When he turned 18 he began to study agriculture and forestry resources. At that time he participated in the so-called “Insurrection of 1863” against the political and cultural “Russification” of Poland. He was seriously injured in a leg, which later had to be amputated. Chmielewski then decides to take refuge in Belgium, a country where he studies engineering and painting, leaving his agricultural career behind. He then moved to Paris and then to Munich.
In 1873 an amnesty was decreed in Poland and Chmielewski began his return. In Poland he came into contact with poverty and misery, renounced professional painting and committed himself to helping the poor, sick and homeless. During those days he met Saint Rafael Kalinowski, who would be his spiritual director.
Man of God
In 1880, Chmielewski entered the Jesuit novitiate in the town of Stara Wies, but did not stay there long. He then decides to volunteer at a public shelter for homeless people. In 1887 he requested admission to the Third Order of Saint Francis and in 1888 he made religious vows taking the name “Alberto.”
Brother Alberto became the organizer and manager of numerous charitable works: asylums, shelters for the poorest, houses for the mutilated and incurably sick.
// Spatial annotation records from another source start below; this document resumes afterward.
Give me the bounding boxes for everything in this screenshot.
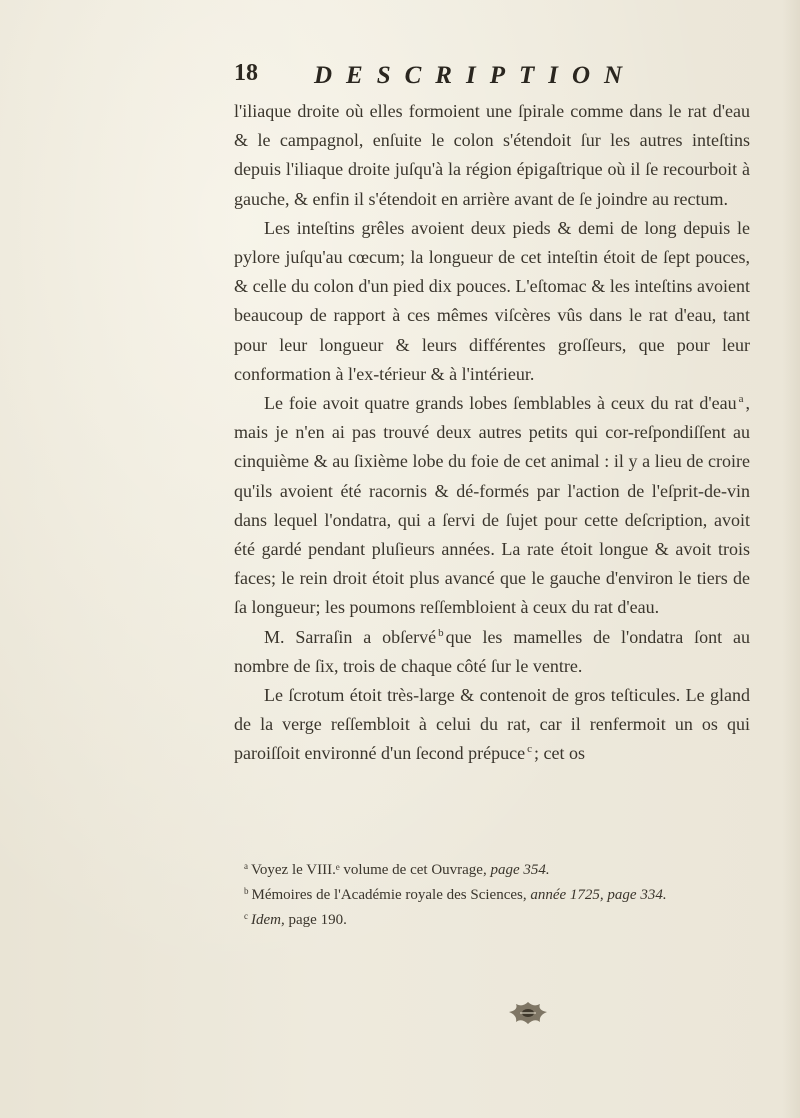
paragraph-5-text-a: Le ſcrotum étoit très-large & contenoit de gros teſticules. Le gland de la verge reſſembloit à celui du rat, car il renfermoit un os qui paroiſſoit environné d'un ſecond prépuce [234, 685, 750, 764]
footnote-ref-b: b [438, 626, 444, 639]
paragraph-3 [234, 389, 750, 623]
footnote-c-italic: Idem [251, 912, 281, 928]
footnote-a [234, 858, 754, 883]
footnote-b [234, 883, 754, 908]
paragraph-5-text-b: ; cet os [534, 743, 586, 764]
page-header [234, 60, 637, 100]
footnote-c [234, 908, 754, 933]
running-head: DESCRIPTION [314, 62, 637, 89]
page-edge-shade [782, 0, 800, 1118]
paragraph-5 [234, 681, 750, 769]
paragraph-2: Les inteſtins grêles avoient deux pieds & demi de long depuis le pylore juſqu'au cœcum; la longueur de cet inteſtin étoit de ſept pouces, & celle du colon d'un pied dix pouces. L'eſtomac & les inteſtins avoient beaucoup de rapport à ces mêmes viſcères vûs dans le rat d'eau, tant pour leur longueur & leurs différentes groſſeurs, que pour leur conformation à l'ex-térieur & à l'intérieur. [234, 217, 750, 384]
paragraph-4-text-b: que les mamelles de l'ondatra ſont au nombre de ſix, trois de chaque côté ſur le ventre. [234, 626, 750, 676]
footnote-ref-c: c [527, 743, 533, 756]
footnote-c-tail: , page 190. [281, 912, 347, 928]
footnotes [234, 858, 754, 933]
paragraph-4 [234, 623, 750, 681]
footnote-mark-b: b [244, 886, 249, 896]
footnote-a-text: Voyez le VIII.ᵉ volume de cet Ouvrage, [251, 862, 491, 878]
footnote-ref-a: a [738, 393, 744, 406]
body-text [234, 97, 750, 769]
footnote-b-text: Mémoires de l'Académie royale des Sciences, [251, 887, 531, 903]
footnote-a-italic: page 354. [490, 862, 550, 878]
footnote-mark-a: a [244, 861, 248, 871]
page-number: 18 [234, 60, 258, 86]
printer-ornament-icon [506, 1000, 550, 1026]
footnote-mark-c: c [244, 911, 248, 921]
paragraph-3-text-a: Le foie avoit quatre grands lobes ſemblables à ceux du rat d'eau [264, 393, 737, 414]
footnote-b-italic: année 1725, page 334. [530, 887, 667, 903]
paragraph-4-text-a: M. Sarraſin a obſervé [264, 626, 437, 647]
paragraph-3-text-b: , mais je n'en ai pas trouvé deux autres petits qui cor-reſpondiſſent au cinquième & au ſixième lobe du foie de cet animal : il y a lieu de croire qu'ils avoient été racornis & dé-formés par l'action de l'eſprit-de-vin dans lequel l'ondatra, qui a ſervi de ſujet pour cette deſcription, avoit été gardé pendant pluſieurs années. La rate étoit longue & avoit trois faces; le rein droit étoit plus avancé que le gauche d'environ le tiers de ſa longueur; les poumons reſſembloient à ceux du rat d'eau. [234, 393, 750, 618]
paragraph-1: l'iliaque droite où elles formoient une ſpirale comme dans le rat d'eau & le campagnol, enſuite le colon s'étendoit ſur les autres inteſtins depuis l'iliaque droite juſqu'à la région épigaſtrique où il ſe recourboit à gauche, & enfin il s'étendoit en arrière avant de ſe joindre au rectum. [234, 101, 750, 209]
He sends the sisters of the congregation he founded to work in military hospitals; He opens several soup kitchens for the hungry and orphanages for homeless children and youth.
Santo
After a life of dedication, the saint died of stomach cancer in 1916, in Krakow, in the asylum that he had founded in the city. He was beatified on June 22, 1983 by Pope Saint John Paul II, who also canonized him on November 12, 1989.
At the time of his death, Saint Albert left 21 houses for religious men and women in various countries, in which today they continue to provide service to those most in need.
Through the eyes of Saint John Paul II
At the canonization mass of Saint Albert Chmielowski, Pope Saint John Paul II said: “At the age of 17 (1863), as a student at the agricultural school, he participated in the insurrectionary struggle to free his country from foreign yoke, and In that fight he suffered a leg mutilation. “He sought the meaning of his vocation through artistic activity, leaving works that still impress today with a particular expressive capacity.”
The Polish Pope also recalled how a few years later, in 1874, when Albert was already a mature artist, he decided to dedicate “art, talent and his aspirations to the glory of God”, giving a turn to his life; becoming a servant of God. That interior transformation precipitated a change in his work, as religious themes began to predominate in his art.
Art and the Christian life
It is true that Brother Alberto left professional activities related to art to dedicate his life to the service of the marginalized and forgotten. However, it is also true that he did not completely stop painting. Art can be liberating for the artist who wants to express himself through his work, as an excellent means to move the viewer and evangelize.
For example, one of the most recognized paintings of the saint, titled “Behold the man” (“Behold, the Man”, words with which Pilate presented Christ to the crowd with the aim of deciding his final destiny), is the result of a profound experience of the merciful love of God, as well as human fragility, key experiences in the spiritual transformation of the Polish saint and artist.